Riskin azaltılmasında C, E vitaminleri ve zeoksantinden zengin besinleri tüketmek yararlıdır. Güneş ışığından korunmak için şapka takmanın ve filtreli güneş gözlüğünün etkili olduğu tartışılmaz bir gerçektir.
Kan Sulandırıcı İlaçlar
Almanya’da yapılan bir çalışma, yaşa bağlı sarı nokta hastalığında kan sulandırıcı ilaçların, retina altındaki geniş kanamaları tetiklediğini göstermiştir. Amerikan Oftalmoloji Dergisinde 23.Kasım.2009da yayınlanan çalışmada sarı nokta hastalarında hipertansiyonun retina altı kanama riskini arttırdığı belirtilmiştir.

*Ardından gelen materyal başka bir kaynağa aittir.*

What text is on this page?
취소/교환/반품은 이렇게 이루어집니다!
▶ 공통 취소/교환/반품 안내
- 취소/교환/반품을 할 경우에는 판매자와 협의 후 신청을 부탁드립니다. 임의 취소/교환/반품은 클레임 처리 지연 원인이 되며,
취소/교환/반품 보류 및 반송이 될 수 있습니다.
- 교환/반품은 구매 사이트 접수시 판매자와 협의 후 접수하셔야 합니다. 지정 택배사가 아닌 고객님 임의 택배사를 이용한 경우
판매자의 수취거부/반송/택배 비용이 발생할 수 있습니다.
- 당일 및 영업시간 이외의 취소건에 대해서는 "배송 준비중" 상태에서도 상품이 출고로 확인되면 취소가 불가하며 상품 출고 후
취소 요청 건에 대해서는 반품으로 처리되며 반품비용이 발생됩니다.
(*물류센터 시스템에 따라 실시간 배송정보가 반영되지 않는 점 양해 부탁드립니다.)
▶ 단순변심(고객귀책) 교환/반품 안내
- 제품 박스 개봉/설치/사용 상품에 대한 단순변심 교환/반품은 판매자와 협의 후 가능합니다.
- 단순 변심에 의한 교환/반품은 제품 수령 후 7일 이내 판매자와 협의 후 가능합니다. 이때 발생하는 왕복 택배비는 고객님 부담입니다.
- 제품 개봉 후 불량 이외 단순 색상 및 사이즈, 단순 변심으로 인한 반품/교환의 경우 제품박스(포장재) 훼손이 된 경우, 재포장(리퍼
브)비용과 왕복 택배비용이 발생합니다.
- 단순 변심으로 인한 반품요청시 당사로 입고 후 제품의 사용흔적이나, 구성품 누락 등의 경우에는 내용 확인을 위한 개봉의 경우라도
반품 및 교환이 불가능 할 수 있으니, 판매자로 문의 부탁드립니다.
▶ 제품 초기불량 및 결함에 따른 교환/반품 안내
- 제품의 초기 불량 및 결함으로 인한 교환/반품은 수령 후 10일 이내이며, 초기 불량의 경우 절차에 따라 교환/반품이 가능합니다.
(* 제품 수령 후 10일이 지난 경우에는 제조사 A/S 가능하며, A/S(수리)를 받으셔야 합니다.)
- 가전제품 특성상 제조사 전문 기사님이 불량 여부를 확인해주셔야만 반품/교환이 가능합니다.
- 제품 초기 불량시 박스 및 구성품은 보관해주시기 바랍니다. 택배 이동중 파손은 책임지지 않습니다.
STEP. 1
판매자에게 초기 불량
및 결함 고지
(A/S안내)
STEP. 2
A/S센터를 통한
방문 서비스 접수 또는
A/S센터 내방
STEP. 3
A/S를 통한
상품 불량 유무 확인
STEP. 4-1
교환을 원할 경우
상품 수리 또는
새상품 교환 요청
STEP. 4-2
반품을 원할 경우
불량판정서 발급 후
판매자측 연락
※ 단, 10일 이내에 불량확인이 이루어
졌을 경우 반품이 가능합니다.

Diğer yandan, hayati yönden önemi bulunan kan sulandırıcı ilaçların kalp ve beyin hastalıklarında yaygın olarak kullanıldığı ve ilacı veren doktora sormadan tedaviyi sonlandırmanın ölümle sonuçlanabilecek ciddi sağlık sorunlarına yol açabileceği bilinmektedir.
Gözde Gen Tedavi
Gen tedavi çalışmaları, gözdeki kalıtsal hastalıkların tedavisinde çığır açmaktadır. Tavuk karası hastalığının (retinitis pigmentosa) bir çeşidi olan Leber'in konjenital amarozisine (LCA) bağlı kör doğan 8-44 yaş arasındaki 12 hastada yapılan gen tedavisi başarılı sonuç vermiştir.
Bennett ve ark. tarafından Lancet dergisinde yayınlanan çalışmada, gen tedavi sonrası görmenin subjektif ve objektif ölçütlerine göre iyileşme saptandığı anlaşılmıştır. Retinanın kalıtsal hastalıklarında, gen tedavinin onaylanmasının çok uzak bir süreç olmadığı düşünülmektedir.